Mortgage Payments before Forbearance Periods

Before forbearance occurs, homeowners are either delinquent in payments on a mortgage or face delinquency. However, to obtain lender approval for forbearance, most lenders will require homeowners to provide information in the form of a hardship letter. The letter, in cases involving hardship requests relating to forbearance, will demonstrate to a lender that a given homeowner’s inability to pay is the result of a viable hardship. In turn, the homeowner will seek to demonstrate their current inability pay mortgage debts are related solely to a given hardship, which is only temporary in nature. In order to approve forbearance, lenders typically look to see if forbearance will actually help homeowners make future payments after the forbearance period is over.

Mortgage Payments during Forbearance Periods

Depending on the case-specific terms of a given forbearance agreement, homeowners will be required to do the following for their mortgage payments during forbearance:

  • Make partial or no payment on their existing mortgage agreement, which will vary depending on the pre-arranged agreement with their lender
  • Continue with the nonpayment or partial payment terms of the forbearance agreement only for the specified timeframe pre-arranged with their lender, which typically runs anywhere from three to six months
  • Make arrangements to pay future mortgage payments in the months following forbearance

Mortgage Payments after Forbearance Periods

The longest lasting effect forbearance has on a mortgage comes following the forbearance period itself. While each forbearance agreement between a lender and borrower will vary, the following lists some of the common effects forbearance has on mortgage payments after the reprieve period ends, including:

  • Unpaid sums during forbearance are built back into a loan. The method that your lender uses for your specific forbearance will vary, and in turn, homeowners should be wary of any adjustments to their mortgage payments, including how future payments will be built back into a mortgage
  • The forbearance may also make other adjustments and modifications to a mortgage on a case by case basis.
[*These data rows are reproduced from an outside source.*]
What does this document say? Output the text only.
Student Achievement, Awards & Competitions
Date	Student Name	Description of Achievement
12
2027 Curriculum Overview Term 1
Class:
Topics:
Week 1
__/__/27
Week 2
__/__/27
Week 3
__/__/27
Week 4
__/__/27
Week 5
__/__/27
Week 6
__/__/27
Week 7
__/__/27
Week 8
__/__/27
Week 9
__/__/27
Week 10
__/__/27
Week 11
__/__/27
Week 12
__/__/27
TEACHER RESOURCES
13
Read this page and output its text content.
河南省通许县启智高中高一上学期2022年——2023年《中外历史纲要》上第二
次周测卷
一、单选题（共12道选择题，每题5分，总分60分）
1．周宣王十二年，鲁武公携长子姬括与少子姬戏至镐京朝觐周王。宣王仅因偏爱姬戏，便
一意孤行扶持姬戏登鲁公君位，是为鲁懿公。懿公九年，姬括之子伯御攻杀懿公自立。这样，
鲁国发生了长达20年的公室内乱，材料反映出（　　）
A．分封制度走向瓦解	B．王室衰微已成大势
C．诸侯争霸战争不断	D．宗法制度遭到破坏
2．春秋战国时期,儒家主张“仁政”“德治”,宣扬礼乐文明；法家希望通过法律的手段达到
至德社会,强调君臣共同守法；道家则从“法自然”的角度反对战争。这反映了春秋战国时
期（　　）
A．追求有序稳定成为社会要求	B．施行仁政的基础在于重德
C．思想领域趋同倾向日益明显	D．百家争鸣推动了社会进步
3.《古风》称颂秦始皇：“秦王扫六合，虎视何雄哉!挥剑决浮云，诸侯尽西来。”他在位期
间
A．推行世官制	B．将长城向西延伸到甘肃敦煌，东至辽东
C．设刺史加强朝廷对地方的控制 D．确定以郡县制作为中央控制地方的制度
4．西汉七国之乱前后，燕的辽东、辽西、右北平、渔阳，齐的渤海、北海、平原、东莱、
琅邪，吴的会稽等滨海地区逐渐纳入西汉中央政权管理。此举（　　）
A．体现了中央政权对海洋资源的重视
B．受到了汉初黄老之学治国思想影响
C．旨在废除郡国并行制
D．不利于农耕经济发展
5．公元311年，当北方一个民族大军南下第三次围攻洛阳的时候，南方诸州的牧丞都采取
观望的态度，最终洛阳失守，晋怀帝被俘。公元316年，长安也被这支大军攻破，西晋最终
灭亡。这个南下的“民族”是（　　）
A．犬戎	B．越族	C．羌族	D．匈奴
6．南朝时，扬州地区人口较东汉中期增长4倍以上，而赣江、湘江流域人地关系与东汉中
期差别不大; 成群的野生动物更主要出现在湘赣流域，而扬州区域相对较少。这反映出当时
Homeowners should be aware of these adjustments before agreeing to any forbearance
  • The forbearance will most likely cause an increase in monthly payments following the temporary reprieve approved by lenders.  Homeowners should find out ahead of time how much their monthly payments will increase and how long to expect  these increases
  • Homeowners should also consider the effects a forbearance may have on their credit report and ability to gain other foreclosure prevention relief from their lender in the future

Getting Legal Help with Forbearance Requests

Each forbearance agreement is different and will pose different long-term implications on a given homeowner’s mortgage agreement. Having an attorney review and negotiate the terms of a forbearance agreement is helpful for homeowners.